For Wise, that’s progress enough for now. “You learn on the fly, and the energy has been steady. It may not be from every student every week. But every week there is a student who asks, what are we doing this week?”
The hope is that Spartans of Vision becomes a self-sustaining feedback loop of positive reinforcement fueled by student energy. Fick is committed to the idea long term, Leathers has given the project his vigorous support, and the students are on board.
Spartans of Vision is the kind of autonomous, repeatable success within schools that TeachHouse aims to replicate with every innovation project. Yet the program also encourages personal success for the fellows. Two first-year fellows at TeachHouse, Ashley Pollard and Shannon Potter, won Beginning Teacher of the Year honors at their respective schools this year. Both were nominated as one of three finalists district-wide in Durham Public Schools for the same title, Pollard as an elementary-school teacher and Potter as a high-school teacher. Ultimately, Potter won.
In the next school year, Wise will continue with the Spartans project but he will not continue as a public educator. The financial realities of being a teacher in North Carolina made it increasingly difficult for him. He is leaving Southern in July to become an instructional designer for online learning.

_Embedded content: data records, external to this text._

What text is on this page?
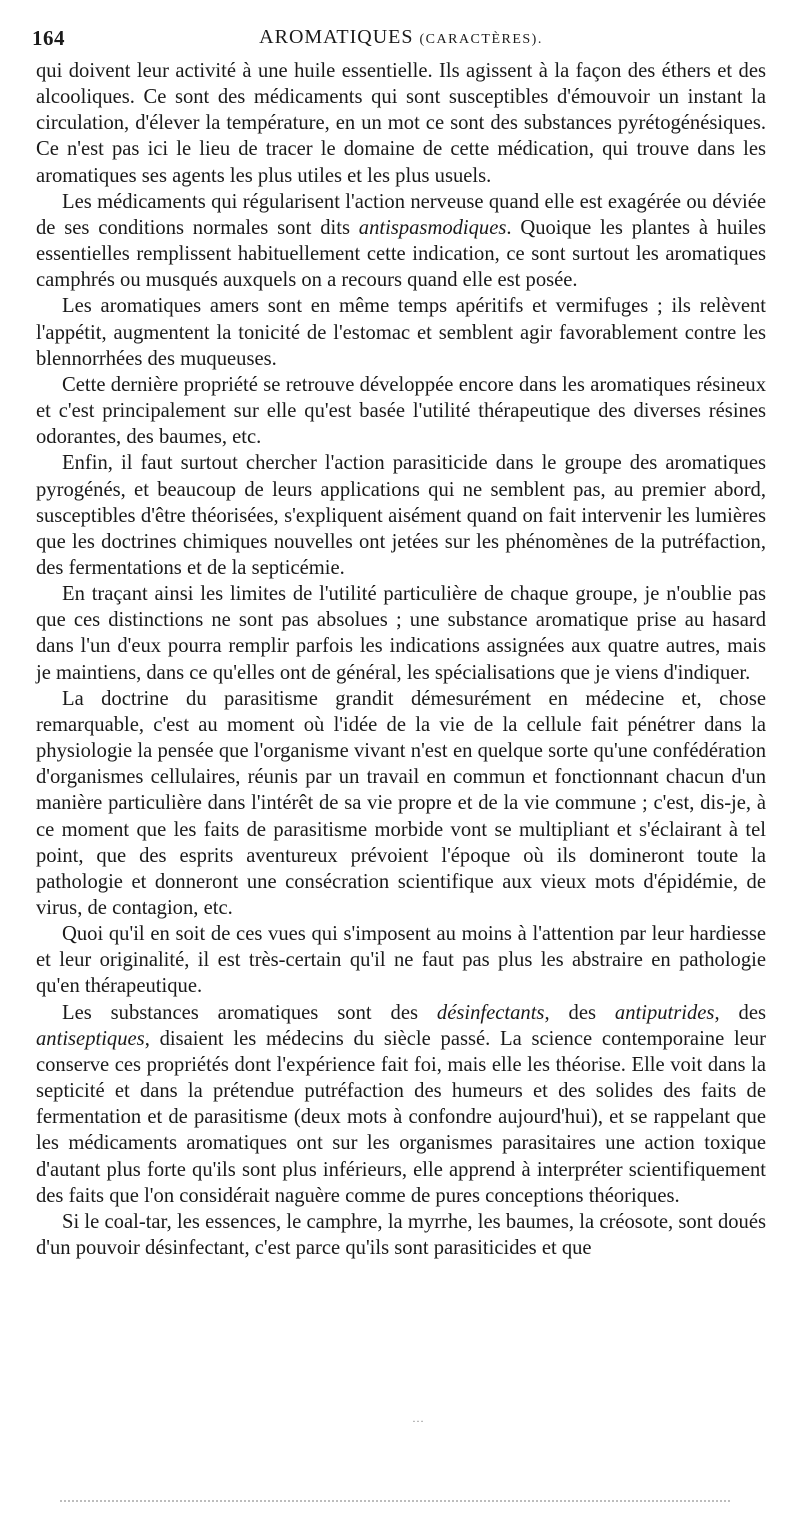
164	AROMATIQUES (CARACTÈRES).

qui doivent leur activité à une huile essentielle. Ils agissent à la façon des éthers et des alcooliques. Ce sont des médicaments qui sont susceptibles d'émouvoir un instant la circulation, d'élever la température, en un mot ce sont des substances pyrétogénésiques. Ce n'est pas ici le lieu de tracer le domaine de cette médication, qui trouve dans les aromatiques ses agents les plus utiles et les plus usuels.

Les médicaments qui régularisent l'action nerveuse quand elle est exagérée ou déviée de ses conditions normales sont dits antispasmodiques. Quoique les plantes à huiles essentielles remplissent habituellement cette indication, ce sont surtout les aromatiques camphrés ou musqués auxquels on a recours quand elle est posée.

Les aromatiques amers sont en même temps apéritifs et vermifuges ; ils relèvent l'appétit, augmentent la tonicité de l'estomac et semblent agir favorablement contre les blennorrhées des muqueuses.

Cette dernière propriété se retrouve développée encore dans les aromatiques résineux et c'est principalement sur elle qu'est basée l'utilité thérapeutique des diverses résines odorantes, des baumes, etc.

Enfin, il faut surtout chercher l'action parasiticide dans le groupe des aromatiques pyrogénés, et beaucoup de leurs applications qui ne semblent pas, au premier abord, susceptibles d'être théorisées, s'expliquent aisément quand on fait intervenir les lumières que les doctrines chimiques nouvelles ont jetées sur les phénomènes de la putréfaction, des fermentations et de la septicémie.

En traçant ainsi les limites de l'utilité particulière de chaque groupe, je n'oublie pas que ces distinctions ne sont pas absolues ; une substance aromatique prise au hasard dans l'un d'eux pourra remplir parfois les indications assignées aux quatre autres, mais je maintiens, dans ce qu'elles ont de général, les spécialisations que je viens d'indiquer.

La doctrine du parasitisme grandit démesurément en médecine et, chose remarquable, c'est au moment où l'idée de la vie de la cellule fait pénétrer dans la physiologie la pensée que l'organisme vivant n'est en quelque sorte qu'une confédération d'organismes cellulaires, réunis par un travail en commun et fonctionnant chacun d'un manière particulière dans l'intérêt de sa vie propre et de la vie commune ; c'est, dis-je, à ce moment que les faits de parasitisme morbide vont se multipliant et s'éclairant à tel point, que des esprits aventureux prévoient l'époque où ils domineront toute la pathologie et donneront une consécration scientifique aux vieux mots d'épidémie, de virus, de contagion, etc.

Quoi qu'il en soit de ces vues qui s'imposent au moins à l'attention par leur hardiesse et leur originalité, il est très-certain qu'il ne faut pas plus les abstraire en pathologie qu'en thérapeutique.

Les substances aromatiques sont des désinfectants, des antiputrides, des antiseptiques, disaient les médecins du siècle passé. La science contemporaine leur conserve ces propriétés dont l'expérience fait foi, mais elle les théorise. Elle voit dans la septicité et dans la prétendue putréfaction des humeurs et des solides des faits de fermentation et de parasitisme (deux mots à confondre aujourd'hui), et se rappelant que les médicaments aromatiques ont sur les organismes parasitaires une action toxique d'autant plus forte qu'ils sont plus inférieurs, elle apprend à interpréter scientifiquement des faits que l'on considérait naguère comme de pures conceptions théoriques.

Si le coal-tar, les essences, le camphre, la myrrhe, les baumes, la créosote, sont doués d'un pouvoir désinfectant, c'est parce qu'ils sont parasiticides et que

…
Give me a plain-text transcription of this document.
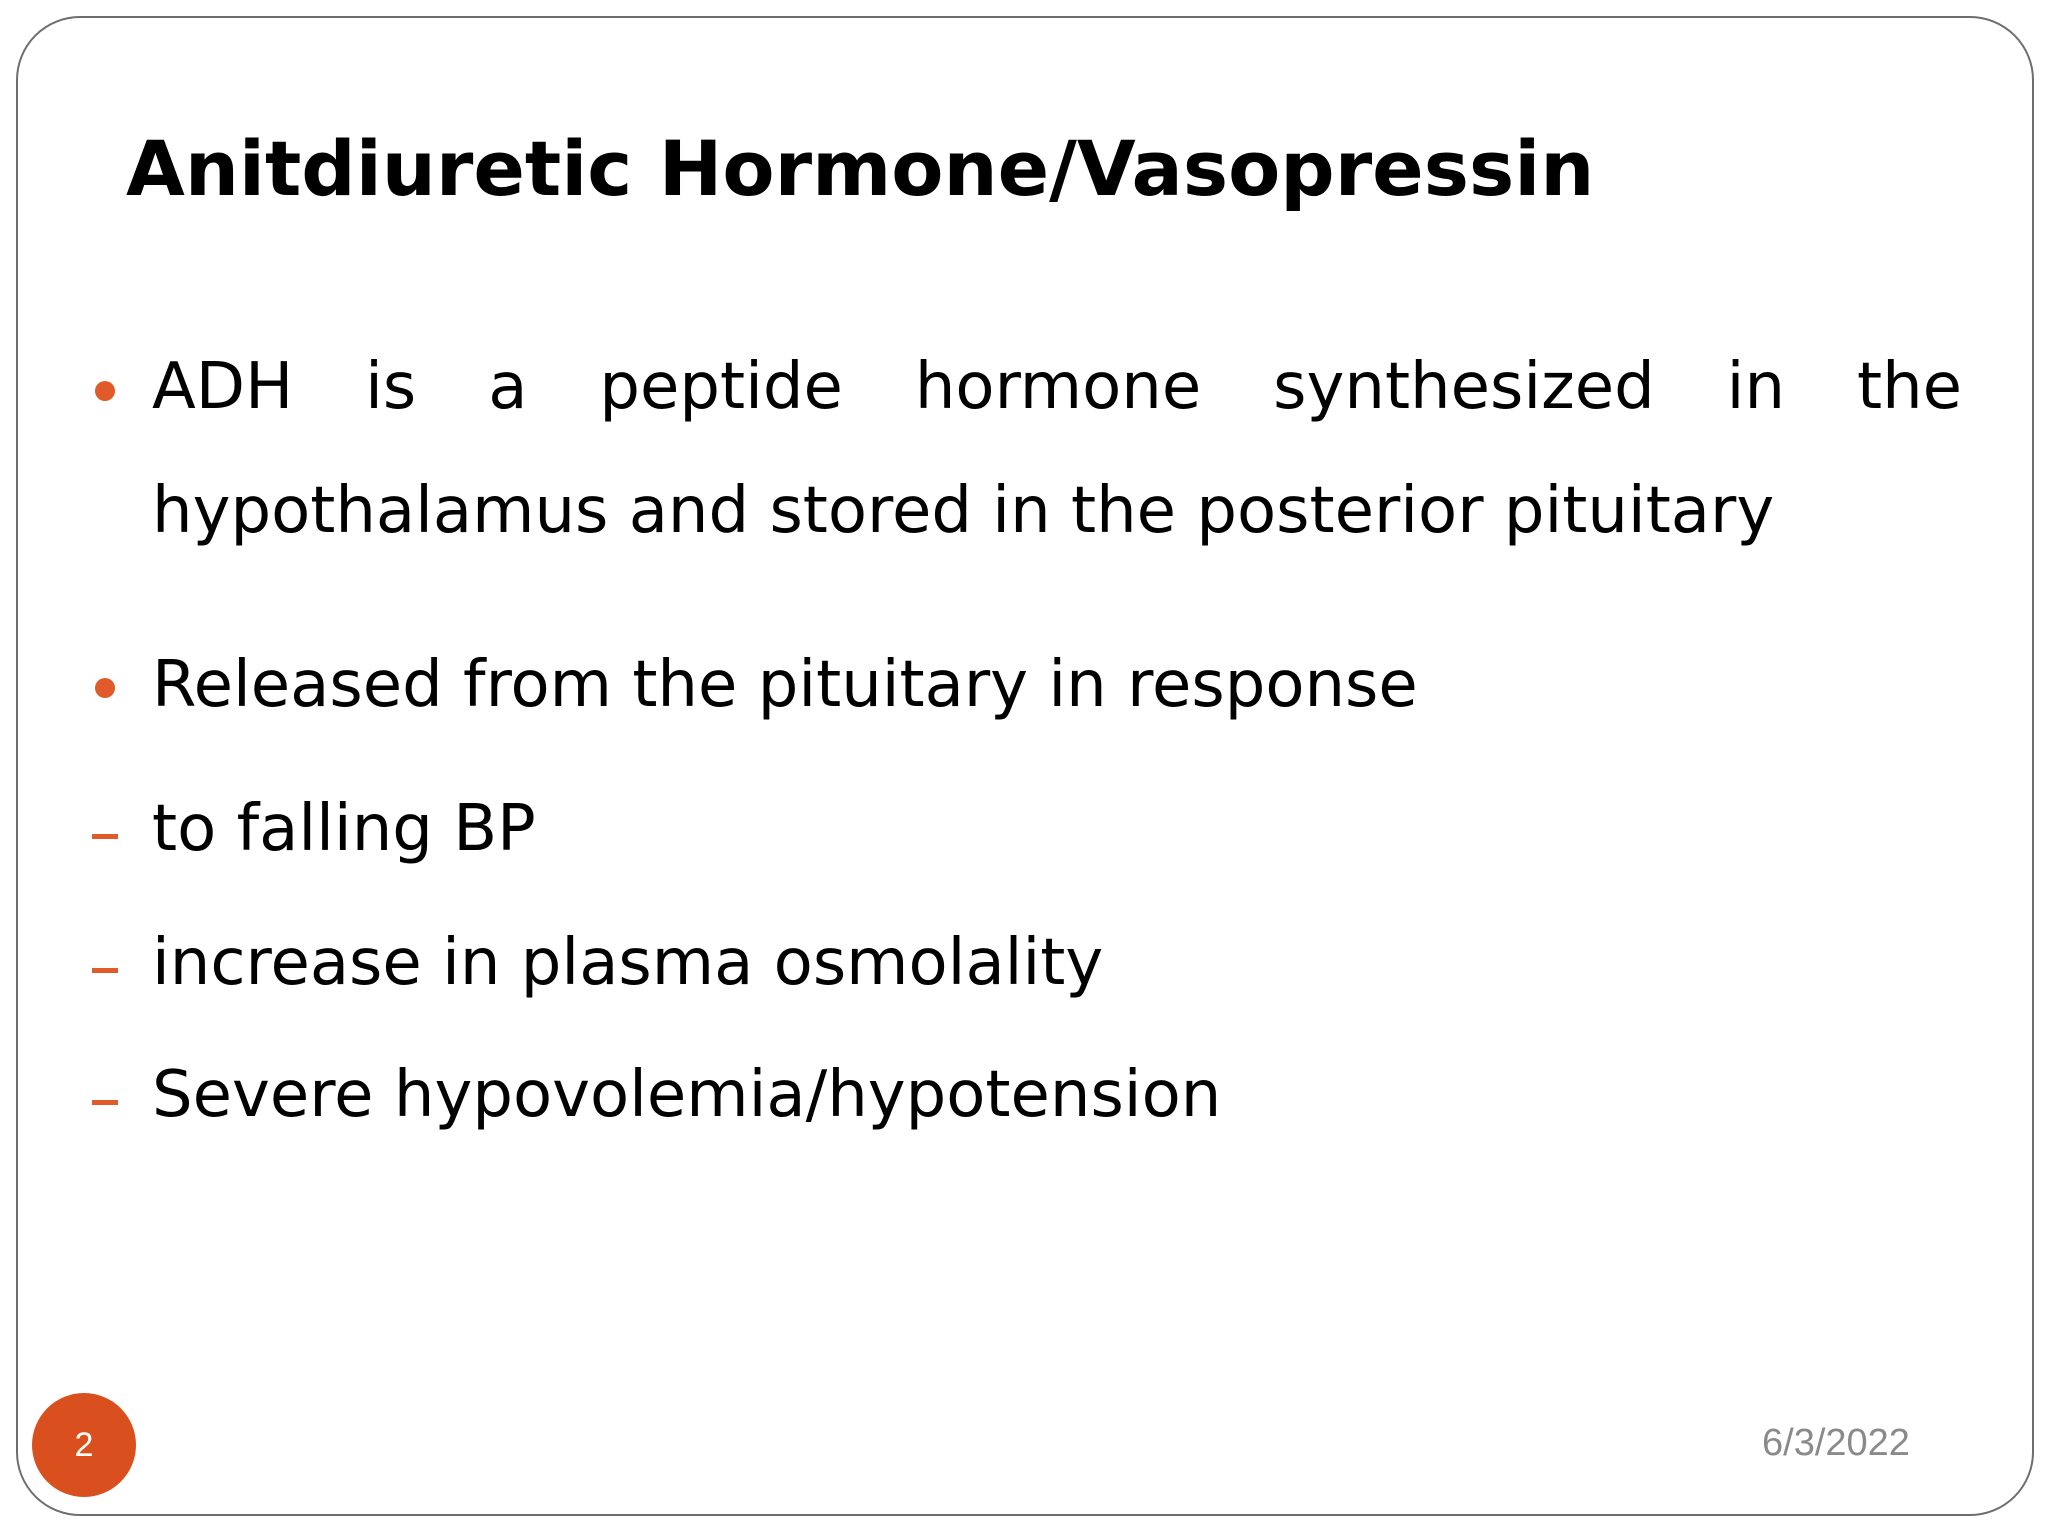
Anitdiuretic Hormone/Vasopressin
ADH is a peptide hormone synthesized in the
hypothalamus and stored in the posterior pituitary
Released from the pituitary in response
to falling BP
increase in plasma osmolality
Severe hypovolemia/hypotension
2	6/3/2022
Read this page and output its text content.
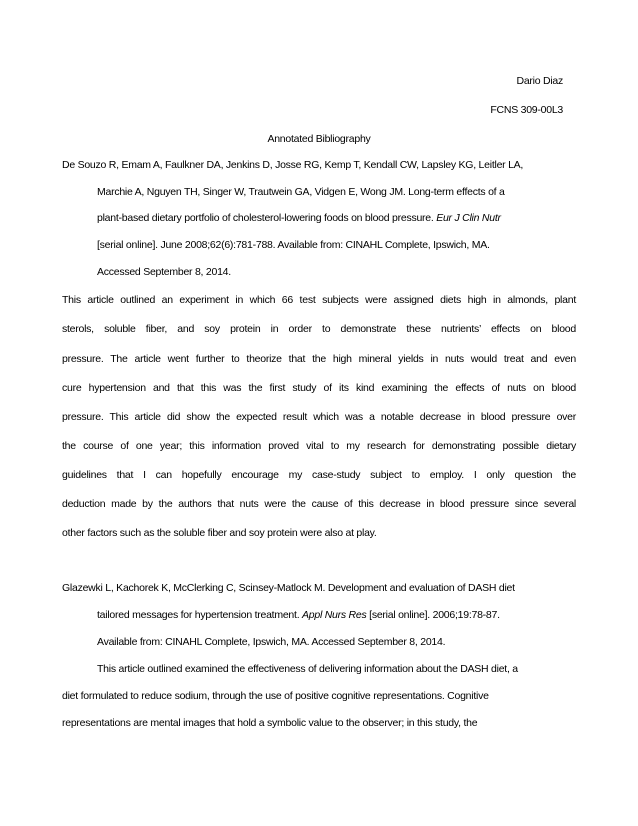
Dario Diaz
FCNS 309-00L3
Annotated Bibliography
De Souzo R, Emam A, Faulkner DA, Jenkins D, Josse RG, Kemp T, Kendall CW, Lapsley KG, Leitler LA,
Marchie A, Nguyen TH, Singer W, Trautwein GA, Vidgen E, Wong JM. Long-term effects of a
plant-based dietary portfolio of cholesterol-lowering foods on blood pressure. Eur J Clin Nutr
[serial online]. June 2008;62(6):781-788. Available from: CINAHL Complete, Ipswich, MA.
Accessed September 8, 2014.
This article outlined an experiment in which 66 test subjects were assigned diets high in almonds, plant
sterols, soluble fiber, and soy protein in order to demonstrate these nutrients’ effects on blood
pressure. The article went further to theorize that the high mineral yields in nuts would treat and even
cure hypertension and that this was the first study of its kind examining the effects of nuts on blood
pressure. This article did show the expected result which was a notable decrease in blood pressure over
the course of one year; this information proved vital to my research for demonstrating possible dietary
guidelines that I can hopefully encourage my case-study subject to employ. I only question the
deduction made by the authors that nuts were the cause of this decrease in blood pressure since several
other factors such as the soluble fiber and soy protein were also at play.
Glazewki L, Kachorek K, McClerking C, Scinsey-Matlock M. Development and evaluation of DASH diet
tailored messages for hypertension treatment. Appl Nurs Res [serial online]. 2006;19:78-87.
Available from: CINAHL Complete, Ipswich, MA. Accessed September 8, 2014.
This article outlined examined the effectiveness of delivering information about the DASH diet, a
diet formulated to reduce sodium, through the use of positive cognitive representations. Cognitive
representations are mental images that hold a symbolic value to the observer; in this study, the
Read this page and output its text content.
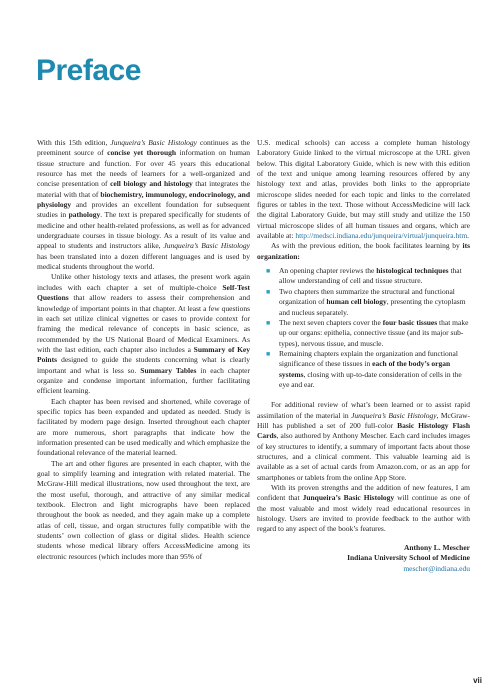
Preface

With this 15th edition, Junqueira’s Basic Histology continues as the preeminent source of concise yet thorough information on human tissue structure and function. For over 45 years this educational resource has met the needs of learners for a well-organized and concise presentation of cell biology and histology that integrates the material with that of biochemistry, immunology, endocrinology, and physiology and provides an excellent foundation for subsequent studies in pathology. The text is prepared specifically for students of medicine and other health-related professions, as well as for advanced undergraduate courses in tissue biology. As a result of its value and appeal to students and instructors alike, Junqueira’s Basic Histology has been translated into a dozen different languages and is used by medical students throughout the world.

Unlike other histology texts and atlases, the present work again includes with each chapter a set of multiple-choice Self-Test Questions that allow readers to assess their comprehension and knowledge of important points in that chapter. At least a few questions in each set utilize clinical vignettes or cases to provide context for framing the medical relevance of concepts in basic science, as recommended by the US National Board of Medical Examiners. As with the last edition, each chapter also includes a Summary of Key Points designed to guide the students concerning what is clearly important and what is less so. Summary Tables in each chapter organize and condense important information, further facilitating efficient learning.

Each chapter has been revised and shortened, while coverage of specific topics has been expanded and updated as needed. Study is facilitated by modern page design. Inserted throughout each chapter are more numerous, short paragraphs that indicate how the information presented can be used medically and which emphasize the foundational relevance of the material learned.

The art and other figures are presented in each chapter, with the goal to simplify learning and integration with related material. The McGraw-Hill medical illustrations, now used throughout the text, are the most useful, thorough, and attractive of any similar medical textbook. Electron and light micrographs have been replaced throughout the book as needed, and they again make up a complete atlas of cell, tissue, and organ structures fully compatible with the students’ own collection of glass or digital slides. Health science students whose medical library offers AccessMedicine among its electronic resources (which includes more than 95% of

U.S. medical schools) can access a complete human histology Laboratory Guide linked to the virtual microscope at the URL given below. This digital Laboratory Guide, which is new with this edition of the text and unique among learning resources offered by any histology text and atlas, provides both links to the appropriate microscope slides needed for each topic and links to the correlated figures or tables in the text. Those without AccessMedicine will lack the digital Laboratory Guide, but may still study and utilize the 150 virtual microscope slides of all human tissues and organs, which are available at: http://medsci.indiana.edu/junqueira/virtual/junqueira.htm.

As with the previous edition, the book facilitates learning by its organization:

■ An opening chapter reviews the histological techniques that allow understanding of cell and tissue structure.
■ Two chapters then summarize the structural and functional organization of human cell biology, presenting the cytoplasm and nucleus separately.
■ The next seven chapters cover the four basic tissues that make up our organs: epithelia, connective tissue (and its major sub-types), nervous tissue, and muscle.
■ Remaining chapters explain the organization and functional significance of these tissues in each of the body’s organ systems, closing with up-to-date consideration of cells in the eye and ear.

For additional review of what’s been learned or to assist rapid assimilation of the material in Junqueira’s Basic Histology, McGraw-Hill has published a set of 200 full-color Basic Histology Flash Cards, also authored by Anthony Mescher. Each card includes images of key structures to identify, a summary of important facts about those structures, and a clinical comment. This valuable learning aid is available as a set of actual cards from Amazon.com, or as an app for smartphones or tablets from the online App Store.

With its proven strengths and the addition of new features, I am confident that Junqueira’s Basic Histology will continue as one of the most valuable and most widely read educational resources in histology. Users are invited to provide feedback to the author with regard to any aspect of the book’s features.

Anthony L. Mescher
Indiana University School of Medicine
mescher@indiana.edu
vii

“This is the story of teachers, especially in North Carolina,” says Riggsbee. “They’re passionate, committed, but faced with tough decisions.”
Riggsbee says she’s encouraged that Wise’s passion for the work he’s done hasn’t waned. He will work with Southern as a volunteer and will stay engaged with TeachHouse as an alumnus in a mentoring role.
In the end, Wise has planted seeds of change at Southern. “I’ve been really impressed with what Benton is trying to do,” says Fick. “It’s challenging, but it will continue to grow.”